Inauguration d’un colloque international sur le génocide arménien : pour une nouvelle approche, centrée sur le dédommagement

Un séminaire sur le génocide arménien ayant pour thème « De la reconnaissance à l’indemnisation » se tient aujourd’hui et demain au siège du catholicossat arménien, en présence de juristes internationaux.

Le catholicos de Cilicie s’attarde autant sur la reconnaissance que sur l’indemnisation du peuple massacré et déporté.Photos Marwan Assaf

Le séminaire sur le génocide arménien qu’organise le catholicossat arménien de Cilicie amorce une problématique nouvelle, celle de l’indemnisation, qui vient appuyer l’appel assidu à la reconnaissance internationale des massacres de 1915-1916. À l’occasion de l’inauguration du séminaire hier (« De la reconnaissance à la réparation »), le catholicossat a explicité dans un communiqué les enjeux qu’il est déterminé à soulever. « Le dédommagement matériel, humain et moral, qui revient de droit au peuple arménien, depuis 1915, constitue l’objet premier du séminaire », souligne le communiqué, mettant l’accent sur « les biens sacrés des milliers d’églises et monastères de Cilicie et de l’Ouest de l’Arménie (l’actuel Sud-Est de la Turquie), pillés par l’Empire ottoman, et que l’État turc refuse de rendre jusqu’à ce jour ».
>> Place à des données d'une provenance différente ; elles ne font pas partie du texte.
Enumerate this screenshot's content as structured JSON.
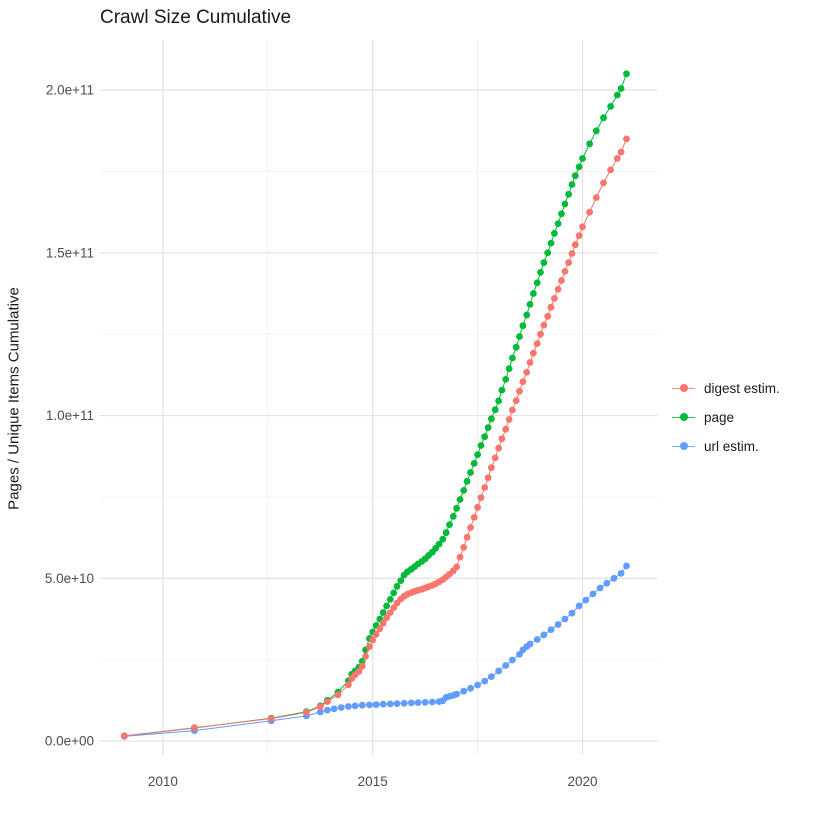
{
  "title": "Crawl Size Cumulative",
  "legend": {
    "items": [
      {
        "label": "digest estim.",
        "color": "#F8766D"
      },
      {
        "label": "page",
        "color": "#00BA38"
      },
      {
        "label": "url estim.",
        "color": "#619CFF"
      }
    ]
  },
  "chart_data": {
    "type": "line",
    "title": "Crawl Size Cumulative",
    "xlabel": "",
    "ylabel": "Pages / Unique Items Cumulative",
    "grid": {
      "on": true,
      "major_color": "#E3E3E3",
      "minor_color": "#F1F1F1",
      "background": "#FFFFFF"
    },
    "legend_position": "right",
    "axis_text_color": "#4D4D4D",
    "x_domain": [
      2008.5,
      2021.8
    ],
    "y_domain_e9": [
      -4.3,
      215.4
    ],
    "x_major_ticks": [
      {
        "value": 2010,
        "label": "2010"
      },
      {
        "value": 2015,
        "label": "2015"
      },
      {
        "value": 2020,
        "label": "2020"
      }
    ],
    "x_minor_ticks": [
      2012.5,
      2017.5
    ],
    "y_major_ticks_e9": [
      {
        "value": 0,
        "label": "0.0e+00"
      },
      {
        "value": 50,
        "label": "5.0e+10"
      },
      {
        "value": 100,
        "label": "1.0e+11"
      },
      {
        "value": 150,
        "label": "1.5e+11"
      },
      {
        "value": 200,
        "label": "2.0e+11"
      }
    ],
    "y_minor_ticks_e9": [
      25,
      75,
      125,
      175
    ],
    "values_unit": "items (value x 1e9)",
    "series": [
      {
        "name": "page",
        "color": "#00BA38",
        "points": [
          [
            2009.08,
            1.5
          ],
          [
            2010.75,
            4
          ],
          [
            2012.58,
            7
          ],
          [
            2013.42,
            9
          ],
          [
            2013.75,
            10.8
          ],
          [
            2013.92,
            12.5
          ],
          [
            2014.17,
            15
          ],
          [
            2014.42,
            18.5
          ],
          [
            2014.5,
            20.5
          ],
          [
            2014.58,
            21.5
          ],
          [
            2014.67,
            22.7
          ],
          [
            2014.75,
            24.5
          ],
          [
            2014.83,
            28
          ],
          [
            2014.92,
            31.5
          ],
          [
            2015.0,
            33.5
          ],
          [
            2015.08,
            35.5
          ],
          [
            2015.17,
            37.5
          ],
          [
            2015.25,
            39.5
          ],
          [
            2015.33,
            41.5
          ],
          [
            2015.42,
            43.5
          ],
          [
            2015.5,
            45.5
          ],
          [
            2015.58,
            47.5
          ],
          [
            2015.67,
            49.3
          ],
          [
            2015.75,
            51
          ],
          [
            2015.83,
            52
          ],
          [
            2015.92,
            52.8
          ],
          [
            2016.0,
            53.6
          ],
          [
            2016.08,
            54.4
          ],
          [
            2016.17,
            55.2
          ],
          [
            2016.25,
            56
          ],
          [
            2016.33,
            57
          ],
          [
            2016.42,
            58
          ],
          [
            2016.5,
            59.2
          ],
          [
            2016.58,
            60.5
          ],
          [
            2016.67,
            62
          ],
          [
            2016.75,
            64
          ],
          [
            2016.83,
            66.5
          ],
          [
            2016.92,
            69
          ],
          [
            2017.0,
            71.5
          ],
          [
            2017.08,
            74.2
          ],
          [
            2017.17,
            77
          ],
          [
            2017.25,
            79.8
          ],
          [
            2017.33,
            82.5
          ],
          [
            2017.42,
            85.3
          ],
          [
            2017.5,
            88
          ],
          [
            2017.58,
            90.8
          ],
          [
            2017.67,
            93.5
          ],
          [
            2017.75,
            96.3
          ],
          [
            2017.83,
            99
          ],
          [
            2017.92,
            101.8
          ],
          [
            2018.0,
            104.5
          ],
          [
            2018.08,
            107.8
          ],
          [
            2018.17,
            111.1
          ],
          [
            2018.25,
            114.4
          ],
          [
            2018.33,
            117.7
          ],
          [
            2018.42,
            121
          ],
          [
            2018.5,
            124.3
          ],
          [
            2018.58,
            127.6
          ],
          [
            2018.67,
            130.9
          ],
          [
            2018.75,
            134.2
          ],
          [
            2018.83,
            137.5
          ],
          [
            2018.92,
            140.8
          ],
          [
            2019.0,
            144
          ],
          [
            2019.08,
            147
          ],
          [
            2019.17,
            150
          ],
          [
            2019.25,
            153
          ],
          [
            2019.33,
            156
          ],
          [
            2019.42,
            159
          ],
          [
            2019.5,
            162
          ],
          [
            2019.58,
            165
          ],
          [
            2019.67,
            168
          ],
          [
            2019.75,
            171
          ],
          [
            2019.83,
            173.7
          ],
          [
            2019.92,
            176.4
          ],
          [
            2020.0,
            179
          ],
          [
            2020.17,
            183.5
          ],
          [
            2020.33,
            187.5
          ],
          [
            2020.5,
            191.5
          ],
          [
            2020.67,
            195
          ],
          [
            2020.83,
            198.5
          ],
          [
            2020.92,
            200.5
          ],
          [
            2021.05,
            205
          ]
        ]
      },
      {
        "name": "url estim.",
        "color": "#619CFF",
        "points": [
          [
            2009.08,
            1.4
          ],
          [
            2010.75,
            3.2
          ],
          [
            2012.58,
            6.2
          ],
          [
            2013.42,
            7.7
          ],
          [
            2013.75,
            8.9
          ],
          [
            2013.92,
            9.5
          ],
          [
            2014.08,
            9.9
          ],
          [
            2014.25,
            10.3
          ],
          [
            2014.42,
            10.6
          ],
          [
            2014.58,
            10.8
          ],
          [
            2014.75,
            11
          ],
          [
            2014.92,
            11.1
          ],
          [
            2015.08,
            11.2
          ],
          [
            2015.25,
            11.3
          ],
          [
            2015.42,
            11.4
          ],
          [
            2015.58,
            11.5
          ],
          [
            2015.75,
            11.6
          ],
          [
            2015.92,
            11.7
          ],
          [
            2016.08,
            11.8
          ],
          [
            2016.25,
            11.9
          ],
          [
            2016.42,
            12
          ],
          [
            2016.58,
            12.1
          ],
          [
            2016.67,
            12.4
          ],
          [
            2016.75,
            13.4
          ],
          [
            2016.83,
            13.7
          ],
          [
            2016.92,
            14
          ],
          [
            2017.0,
            14.4
          ],
          [
            2017.17,
            15.3
          ],
          [
            2017.33,
            16.2
          ],
          [
            2017.5,
            17.2
          ],
          [
            2017.67,
            18.4
          ],
          [
            2017.83,
            19.8
          ],
          [
            2018.0,
            21.5
          ],
          [
            2018.17,
            23.2
          ],
          [
            2018.33,
            24.9
          ],
          [
            2018.5,
            26.6
          ],
          [
            2018.58,
            28
          ],
          [
            2018.67,
            29
          ],
          [
            2018.75,
            29.8
          ],
          [
            2018.92,
            31.2
          ],
          [
            2019.08,
            32.6
          ],
          [
            2019.25,
            34.2
          ],
          [
            2019.42,
            35.8
          ],
          [
            2019.58,
            37.5
          ],
          [
            2019.75,
            39.3
          ],
          [
            2019.92,
            41.5
          ],
          [
            2020.08,
            43.3
          ],
          [
            2020.25,
            45.2
          ],
          [
            2020.42,
            47
          ],
          [
            2020.58,
            48.5
          ],
          [
            2020.75,
            50
          ],
          [
            2020.92,
            51.5
          ],
          [
            2021.05,
            53.8
          ]
        ]
      },
      {
        "name": "digest estim.",
        "color": "#F8766D",
        "points": [
          [
            2009.08,
            1.6
          ],
          [
            2010.75,
            4.1
          ],
          [
            2012.58,
            6.9
          ],
          [
            2013.42,
            8.8
          ],
          [
            2013.75,
            10.5
          ],
          [
            2013.92,
            12.1
          ],
          [
            2014.17,
            14.2
          ],
          [
            2014.42,
            17.3
          ],
          [
            2014.5,
            19.2
          ],
          [
            2014.58,
            20.3
          ],
          [
            2014.67,
            21.4
          ],
          [
            2014.75,
            23
          ],
          [
            2014.83,
            26
          ],
          [
            2014.92,
            29
          ],
          [
            2015.0,
            31
          ],
          [
            2015.08,
            32.8
          ],
          [
            2015.17,
            34.5
          ],
          [
            2015.25,
            36.2
          ],
          [
            2015.33,
            37.9
          ],
          [
            2015.42,
            39.5
          ],
          [
            2015.5,
            41
          ],
          [
            2015.58,
            42.4
          ],
          [
            2015.67,
            43.6
          ],
          [
            2015.75,
            44.5
          ],
          [
            2015.83,
            45.1
          ],
          [
            2015.92,
            45.6
          ],
          [
            2016.0,
            46
          ],
          [
            2016.08,
            46.3
          ],
          [
            2016.17,
            46.6
          ],
          [
            2016.25,
            47
          ],
          [
            2016.33,
            47.4
          ],
          [
            2016.42,
            47.8
          ],
          [
            2016.5,
            48.3
          ],
          [
            2016.58,
            48.9
          ],
          [
            2016.67,
            49.6
          ],
          [
            2016.75,
            50.4
          ],
          [
            2016.83,
            51.3
          ],
          [
            2016.92,
            52.3
          ],
          [
            2017.0,
            53.5
          ],
          [
            2017.08,
            56.5
          ],
          [
            2017.17,
            59.5
          ],
          [
            2017.25,
            62.6
          ],
          [
            2017.33,
            65.6
          ],
          [
            2017.42,
            68.7
          ],
          [
            2017.5,
            71.8
          ],
          [
            2017.58,
            74.8
          ],
          [
            2017.67,
            77.9
          ],
          [
            2017.75,
            80.9
          ],
          [
            2017.83,
            84
          ],
          [
            2017.92,
            87
          ],
          [
            2018.0,
            90
          ],
          [
            2018.08,
            92.9
          ],
          [
            2018.17,
            95.8
          ],
          [
            2018.25,
            98.8
          ],
          [
            2018.33,
            101.7
          ],
          [
            2018.42,
            104.6
          ],
          [
            2018.5,
            107.5
          ],
          [
            2018.58,
            110.4
          ],
          [
            2018.67,
            113.3
          ],
          [
            2018.75,
            116.3
          ],
          [
            2018.83,
            119.2
          ],
          [
            2018.92,
            122.1
          ],
          [
            2019.0,
            125
          ],
          [
            2019.08,
            127.8
          ],
          [
            2019.17,
            130.5
          ],
          [
            2019.25,
            133.3
          ],
          [
            2019.33,
            136
          ],
          [
            2019.42,
            138.8
          ],
          [
            2019.5,
            141.5
          ],
          [
            2019.58,
            144.3
          ],
          [
            2019.67,
            147
          ],
          [
            2019.75,
            149.8
          ],
          [
            2019.83,
            152.5
          ],
          [
            2019.92,
            155.3
          ],
          [
            2020.0,
            158
          ],
          [
            2020.17,
            162.5
          ],
          [
            2020.33,
            167
          ],
          [
            2020.5,
            171.5
          ],
          [
            2020.67,
            175.5
          ],
          [
            2020.83,
            179
          ],
          [
            2020.92,
            181
          ],
          [
            2021.05,
            185
          ]
        ]
      }
    ]
  }
}
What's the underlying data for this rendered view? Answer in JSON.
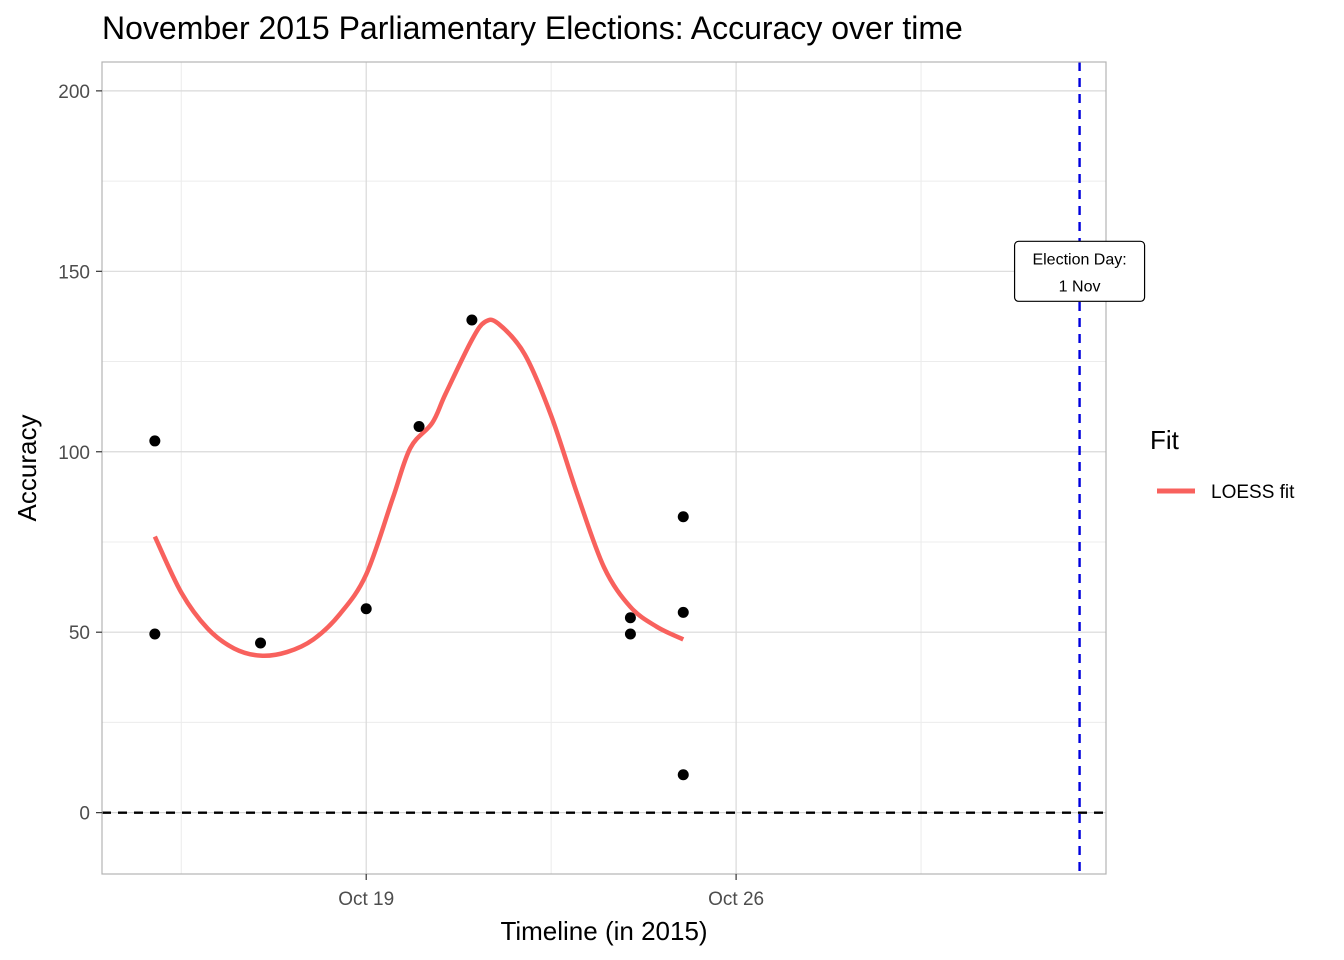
{
  "chart_data": {
    "type": "scatter",
    "title": "November 2015 Parliamentary Elections: Accuracy over time",
    "xlabel": "Timeline (in 2015)",
    "ylabel": "Accuracy",
    "xlim": [
      "2015-10-14",
      "2015-11-02"
    ],
    "ylim": [
      -17,
      208
    ],
    "x_ticks": [
      {
        "date": "2015-10-19",
        "label": "Oct 19"
      },
      {
        "date": "2015-10-26",
        "label": "Oct 26"
      }
    ],
    "x_minor_gridlines": [
      "2015-10-15T12:00",
      "2015-10-22T12:00",
      "2015-10-29T12:00"
    ],
    "y_ticks": [
      0,
      50,
      100,
      150,
      200
    ],
    "y_minor_gridlines": [
      25,
      75,
      125,
      175
    ],
    "grid": true,
    "points": [
      {
        "x": "2015-10-15",
        "y": 103
      },
      {
        "x": "2015-10-15",
        "y": 49.5
      },
      {
        "x": "2015-10-17",
        "y": 47
      },
      {
        "x": "2015-10-19",
        "y": 56.5
      },
      {
        "x": "2015-10-20",
        "y": 107
      },
      {
        "x": "2015-10-21",
        "y": 136.5
      },
      {
        "x": "2015-10-24",
        "y": 54
      },
      {
        "x": "2015-10-24",
        "y": 49.5
      },
      {
        "x": "2015-10-25",
        "y": 82
      },
      {
        "x": "2015-10-25",
        "y": 55.5
      },
      {
        "x": "2015-10-25",
        "y": 10.5
      }
    ],
    "series": [
      {
        "name": "LOESS fit",
        "color": "#f8615d",
        "points": [
          {
            "x": "2015-10-15T00:00",
            "y": 76.5
          },
          {
            "x": "2015-10-15T12:00",
            "y": 61
          },
          {
            "x": "2015-10-16T00:00",
            "y": 51
          },
          {
            "x": "2015-10-16T12:00",
            "y": 45.5
          },
          {
            "x": "2015-10-17T00:00",
            "y": 43.5
          },
          {
            "x": "2015-10-17T12:00",
            "y": 44.5
          },
          {
            "x": "2015-10-18T00:00",
            "y": 48
          },
          {
            "x": "2015-10-18T12:00",
            "y": 55
          },
          {
            "x": "2015-10-19T00:00",
            "y": 66
          },
          {
            "x": "2015-10-19T12:00",
            "y": 87
          },
          {
            "x": "2015-10-19T20:00",
            "y": 101
          },
          {
            "x": "2015-10-20T06:00",
            "y": 108
          },
          {
            "x": "2015-10-20T12:00",
            "y": 116
          },
          {
            "x": "2015-10-21T00:00",
            "y": 131
          },
          {
            "x": "2015-10-21T06:00",
            "y": 136
          },
          {
            "x": "2015-10-21T12:00",
            "y": 135.5
          },
          {
            "x": "2015-10-22T00:00",
            "y": 127
          },
          {
            "x": "2015-10-22T12:00",
            "y": 110
          },
          {
            "x": "2015-10-23T00:00",
            "y": 88
          },
          {
            "x": "2015-10-23T12:00",
            "y": 68
          },
          {
            "x": "2015-10-24T00:00",
            "y": 57
          },
          {
            "x": "2015-10-24T12:00",
            "y": 51.5
          },
          {
            "x": "2015-10-25T00:00",
            "y": 48
          }
        ]
      }
    ],
    "reference_lines": [
      {
        "axis": "y",
        "value": 0,
        "style": "dashed",
        "color": "#000000"
      },
      {
        "axis": "x",
        "value": "2015-11-01T12:00",
        "style": "dashed",
        "color": "#0000dd"
      }
    ],
    "annotation": {
      "x": "2015-11-01T12:00",
      "y": 150,
      "lines": [
        "Election Day:",
        "1 Nov"
      ]
    },
    "legend": {
      "title": "Fit",
      "position": "right",
      "entries": [
        {
          "label": "LOESS fit",
          "color": "#f8615d"
        }
      ]
    }
  }
}
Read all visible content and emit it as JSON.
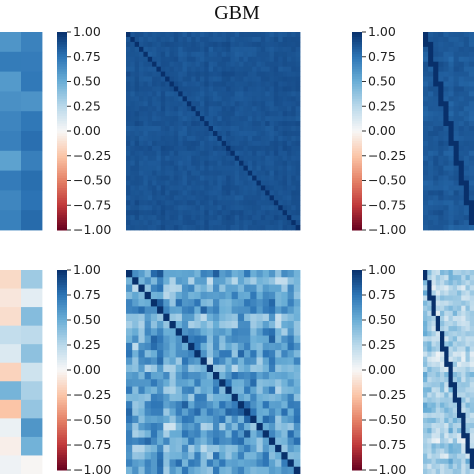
{
  "title": "GBM",
  "colormap": {
    "name": "RdBu",
    "stops": [
      [
        -1.0,
        "#67001f"
      ],
      [
        -0.75,
        "#c0393b"
      ],
      [
        -0.5,
        "#e58267"
      ],
      [
        -0.25,
        "#fbc6a8"
      ],
      [
        0.0,
        "#f7f7f7"
      ],
      [
        0.25,
        "#b9d8ea"
      ],
      [
        0.5,
        "#6aaed6"
      ],
      [
        0.75,
        "#2c74b5"
      ],
      [
        1.0,
        "#08306b"
      ]
    ]
  },
  "colorbar": {
    "ticks": [
      1.0,
      0.75,
      0.5,
      0.25,
      0.0,
      -0.25,
      -0.5,
      -0.75,
      -1.0
    ],
    "labels": [
      "1.00",
      "0.75",
      "0.50",
      "0.25",
      "0.00",
      "−0.25",
      "−0.50",
      "−0.75",
      "−1.00"
    ]
  },
  "chart_data": [
    {
      "type": "heatmap",
      "panel": "top-left (cropped)",
      "description_of_values": "strong positive correlations, mostly 0.5-0.85",
      "value_range": [
        0.5,
        0.85
      ],
      "colorbar_range": [
        -1,
        1
      ]
    },
    {
      "type": "heatmap",
      "panel": "top-center",
      "value_range": [
        0.82,
        0.92
      ],
      "diagonal": 1.0,
      "colorbar_range": [
        -1,
        1
      ]
    },
    {
      "type": "heatmap",
      "panel": "top-right (cropped)",
      "value_range": [
        0.78,
        0.9
      ],
      "diagonal": 1.0,
      "colorbar_range": [
        -1,
        1
      ]
    },
    {
      "type": "heatmap",
      "panel": "bottom-left (cropped)",
      "value_range": [
        -0.4,
        0.9
      ],
      "colorbar_range": [
        -1,
        1
      ]
    },
    {
      "type": "heatmap",
      "panel": "bottom-center",
      "value_range": [
        0.1,
        0.95
      ],
      "diagonal": 1.0,
      "colorbar_range": [
        -1,
        1
      ]
    },
    {
      "type": "heatmap",
      "panel": "bottom-right (cropped)",
      "value_range": [
        0.0,
        0.6
      ],
      "diagonal": 1.0,
      "colorbar_range": [
        -1,
        1
      ]
    }
  ]
}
Aram 1er : « Un cri de conscience »...
Dans son allocution, le catholicos Mgr Aram 1er a situé la tenue du colloque par rapport à une sensibilité accrue, sur la scène internationale, à l’égard du génocide, « qui a dépassé les seules limites des relations turco-arméniennes pour devenir partie intégrante de l’agenda mondial ». Cette transformation rejaillit notamment au niveau de la décision récente de la Chambre des représentants des États-Unis qui somme la Turquie de remettre aux ayants droit les lieux de culte confisqués, ainsi que les biens de l’Église dérobés. Le catholicossat est actuellement déterminé à mettre cette demande à exécution, puisque « les droits de l’homme ne sont pas optionnels, mais intrinsèques au message évangélique ». Et le séminaire est à la fois un moyen de réfléchir aux voies juridiques permettant cela et « un cri de conscience que nous adressons au monde entier ».
Mgr Aram 1er a rappelé les normes internationales qui sacralisent les droits de l’homme (notamment la Charte universelle des droits de l’homme), avant de s’attarder sur la Convention pour la prévention et la répression du crime de génocide (l’une des premières conventions onusiennes relatives au droit humanitaire, adoptées en 1948). « L’effet rétroactif de la Convention sur le génocide est une affaire critique qui sera certainement traitée lors du colloque », a relevé Mgr Aram 1er. Et de conclure : « La reconnaissance formelle du génocide arménien est une condition sine qua non pour toute tentative ou procédure visant à rétablir la justice. »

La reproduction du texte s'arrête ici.